In a brief presentation to the board Tuesday, Culbeck said chip-burning boilers near the swimming pool could save the school district up to $2 million over the next 20 years, at current fuel prices.
Culbeck told the board the reason he wants to proceed with chips – instead of wood pellets, as previously planned – was that chips could be locally produced. “We can’t make pellets in the community right now, but we can make chips.”
Previous to a borough decision to pursue pellet heat, borough leaders passed over chips as an option. Arguments against chips included that they required handling before burning, including drying, and that they tended to ball together, creating “clinkers” that gummed up chip delivery systems.
Culbeck told the board that quarter-inch “microchips” would be dried one year, leaving them with the “right moisture content” for boilers the borough recently acquired.
Chips previously considered – including ones used at a municipal facility in Craig – were “messy” and “hard to work with,” Culbeck said.
Culbeck said he envisioned the Haines Borough would employ a worker to tend the chip boiler. “There’s more maintenance needed on a chip boiler than an oil boiler. That’s something we do recognize,” he said.
20 Years Ago
Musicians from around the world will be coming to Haines in August to participate in the first annual CrossSound Institute summer session.
The five-day course, which will include master classes open to Haines residents, is aimed at honing the skills of singers and piano accompanists, and will be capped by a public concert featuring original works by two visiting composers.
Stewart Emerson, a professor at Berlin’s Hanns Eisler Academy of music, will headline the sessions, offering expertise that has helped train some of Europe;’s most acclaimed operatic singers. “He’s a real specialist in his field,” said Juneau contractor Stefan Hakenberg, who worked with Emerson at Germany’s Cologne Opera in the early 1990s. “A lot of today’s opera singers in big opera houses have worked with him.”

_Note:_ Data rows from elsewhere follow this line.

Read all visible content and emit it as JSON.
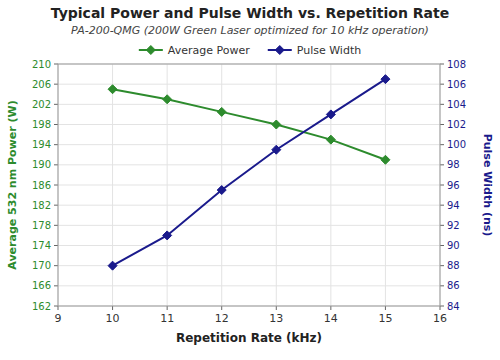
{
  "chart_data": {
    "type": "line",
    "title": "Typical Power and Pulse Width vs. Repetition Rate",
    "subtitle": "PA-200-QMG (200W Green Laser optimized for 10 kHz operation)",
    "x_label": "Repetition Rate (kHz)",
    "y_label": "Average 532 nm Power (W)",
    "y2_label": "Pulse Width (ns)",
    "x": [
      10,
      11,
      12,
      13,
      14,
      15
    ],
    "series": [
      {
        "name": "Average Power",
        "color": "#2d8b2d",
        "marker": "diamond",
        "values": [
          205.0,
          203.0,
          200.5,
          198.0,
          195.0,
          191.0
        ]
      },
      {
        "name": "Pulse Width",
        "color": "#1a1a8c",
        "marker": "diamond",
        "axis": "y2",
        "values": [
          88.0,
          91.0,
          95.5,
          99.5,
          103.0,
          106.5
        ]
      }
    ],
    "xlim": [
      9,
      16
    ],
    "xticks": [
      9,
      10,
      11,
      12,
      13,
      14,
      15,
      16
    ],
    "ylim": [
      162,
      210
    ],
    "yticks": [
      162,
      166,
      170,
      174,
      178,
      182,
      186,
      190,
      194,
      198,
      202,
      206,
      210
    ],
    "y2lim": [
      84,
      108
    ],
    "y2ticks": [
      84,
      86,
      88,
      90,
      92,
      94,
      96,
      98,
      100,
      102,
      104,
      106,
      108
    ],
    "grid": true,
    "legend": "top"
  }
}
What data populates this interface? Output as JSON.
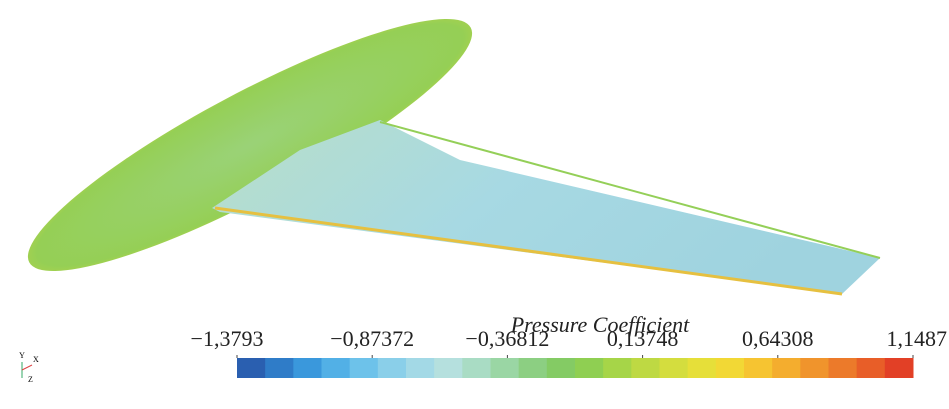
{
  "chart_data": {
    "type": "colorbar",
    "title": "Pressure Coefficient",
    "clim": [
      -1.3793,
      1.1487
    ],
    "ticks": [
      {
        "value": -1.3793,
        "label": "−1,3793"
      },
      {
        "value": -0.87372,
        "label": "−0,87372"
      },
      {
        "value": -0.36812,
        "label": "−0,36812"
      },
      {
        "value": 0.13748,
        "label": "0,13748"
      },
      {
        "value": 0.64308,
        "label": "0,64308"
      },
      {
        "value": 1.1487,
        "label": "1,1487"
      }
    ],
    "colors": [
      "#2a5fb0",
      "#2f7cc8",
      "#3a98dc",
      "#52b0e6",
      "#6dc2ea",
      "#8acfe9",
      "#a3d9e6",
      "#b5e0de",
      "#a9dcc4",
      "#9ad6a4",
      "#8ccf82",
      "#84cb64",
      "#8fcf52",
      "#a6d548",
      "#bed943",
      "#d4dd3e",
      "#e6df39",
      "#f2d835",
      "#f6c431",
      "#f4ad2e",
      "#f0942c",
      "#ec7a2a",
      "#e85e28",
      "#e24026"
    ],
    "axes_labels": [
      "Y",
      "X",
      "Z"
    ]
  }
}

Emerson has taught at the Royal College of Music in London and is an expert in four fields: conducting, singing, piano and vocal coaching, said Nancy Nash, program director for the Haines sessions.
60 Years Ago
Haines area lumber operators are expanding their activities westward.

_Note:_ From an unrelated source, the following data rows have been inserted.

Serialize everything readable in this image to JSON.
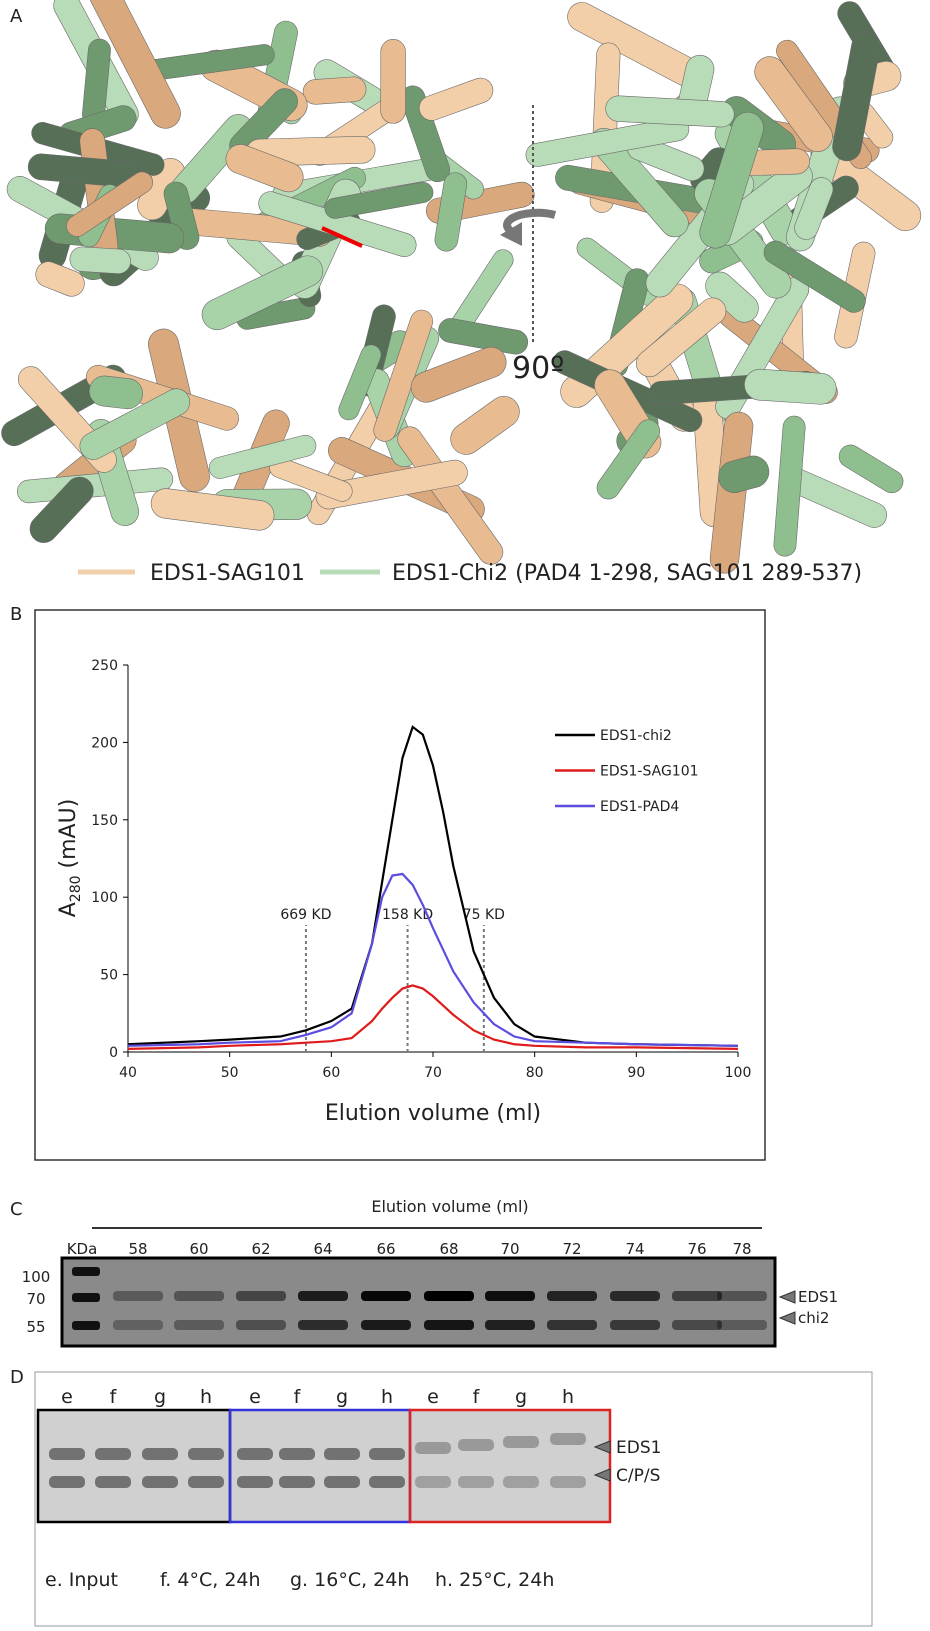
{
  "panels": {
    "a": "A",
    "b": "B",
    "c": "C",
    "d": "D"
  },
  "panel_a": {
    "rotation_label": "90º",
    "legend": [
      "EDS1-SAG101",
      "EDS1-Chi2 (PAD4 1-298, SAG101 289-537)"
    ]
  },
  "chart_data": {
    "type": "line",
    "xlabel": "Elution volume (ml)",
    "ylabel": [
      "A",
      "280",
      " (mAU)"
    ],
    "x": [
      40,
      47,
      50,
      55,
      57.5,
      60,
      62,
      64,
      65,
      66,
      67,
      68,
      69,
      70,
      71,
      72,
      74,
      76,
      78,
      80,
      85,
      90,
      100
    ],
    "series": [
      {
        "name": "EDS1-chi2",
        "color": "#000000",
        "values": [
          5,
          7,
          8,
          10,
          14,
          20,
          28,
          70,
          110,
          150,
          190,
          210,
          205,
          185,
          155,
          120,
          65,
          35,
          18,
          10,
          6,
          5,
          4
        ]
      },
      {
        "name": "EDS1-SAG101",
        "color": "#e01b1b",
        "values": [
          2,
          3,
          4,
          5,
          6,
          7,
          9,
          20,
          28,
          35,
          41,
          43,
          41,
          36,
          30,
          24,
          14,
          8,
          5,
          4,
          3,
          3,
          2
        ]
      },
      {
        "name": "EDS1-PAD4",
        "color": "#5b4de0",
        "values": [
          4,
          5,
          6,
          7,
          11,
          16,
          25,
          70,
          100,
          114,
          115,
          108,
          95,
          80,
          66,
          52,
          32,
          18,
          10,
          7,
          6,
          5,
          4
        ]
      }
    ],
    "markers": [
      {
        "x": 57.5,
        "label": "669 KD"
      },
      {
        "x": 67.5,
        "label": "158 KD"
      },
      {
        "x": 75,
        "label": "75 KD"
      }
    ],
    "xlim": [
      40,
      100
    ],
    "xticks": [
      40,
      50,
      60,
      70,
      80,
      90,
      100
    ],
    "ylim": [
      0,
      250
    ],
    "yticks": [
      0,
      50,
      100,
      150,
      200,
      250
    ]
  },
  "panel_c": {
    "title": "Elution volume (ml)",
    "ladder_label": "KDa",
    "lanes": [
      "58",
      "60",
      "62",
      "64",
      "66",
      "68",
      "70",
      "72",
      "74",
      "76",
      "78"
    ],
    "ladder": [
      "100",
      "70",
      "55"
    ],
    "bands": [
      "EDS1",
      "chi2"
    ]
  },
  "panel_d": {
    "lanes": [
      "e",
      "f",
      "g",
      "h",
      "e",
      "f",
      "g",
      "h",
      "e",
      "f",
      "g",
      "h"
    ],
    "bands": [
      "EDS1",
      "C/P/S"
    ],
    "legend": [
      "e. Input",
      "f. 4°C, 24h",
      "g. 16°C, 24h",
      "h. 25°C, 24h"
    ]
  }
}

Most recent announcement from the office of Governor Hickel reports that Westward Timber Products, a group formed by John Schnabel of Schnabel Lumber Co. in Haines and James and Gifford Evens, owners of Evans Lumber Co. in Anchorage, will open a mill in Seward to process timber from the Fairbanks area.
Present plans call for moving a stable mill from Haines to the Seward site, which will employ 15 mill workers plus woods personnel.
Future plans are for a mill capable of 200,000 board feet of cants a day plus an annual output of 192,000 tons of wood chips per year.
Mill construction and operation will hinge on successful completion of timber sale arrangements. The operation will employ some 70 workers in the mill and 75 in the field, according to the governor’s office.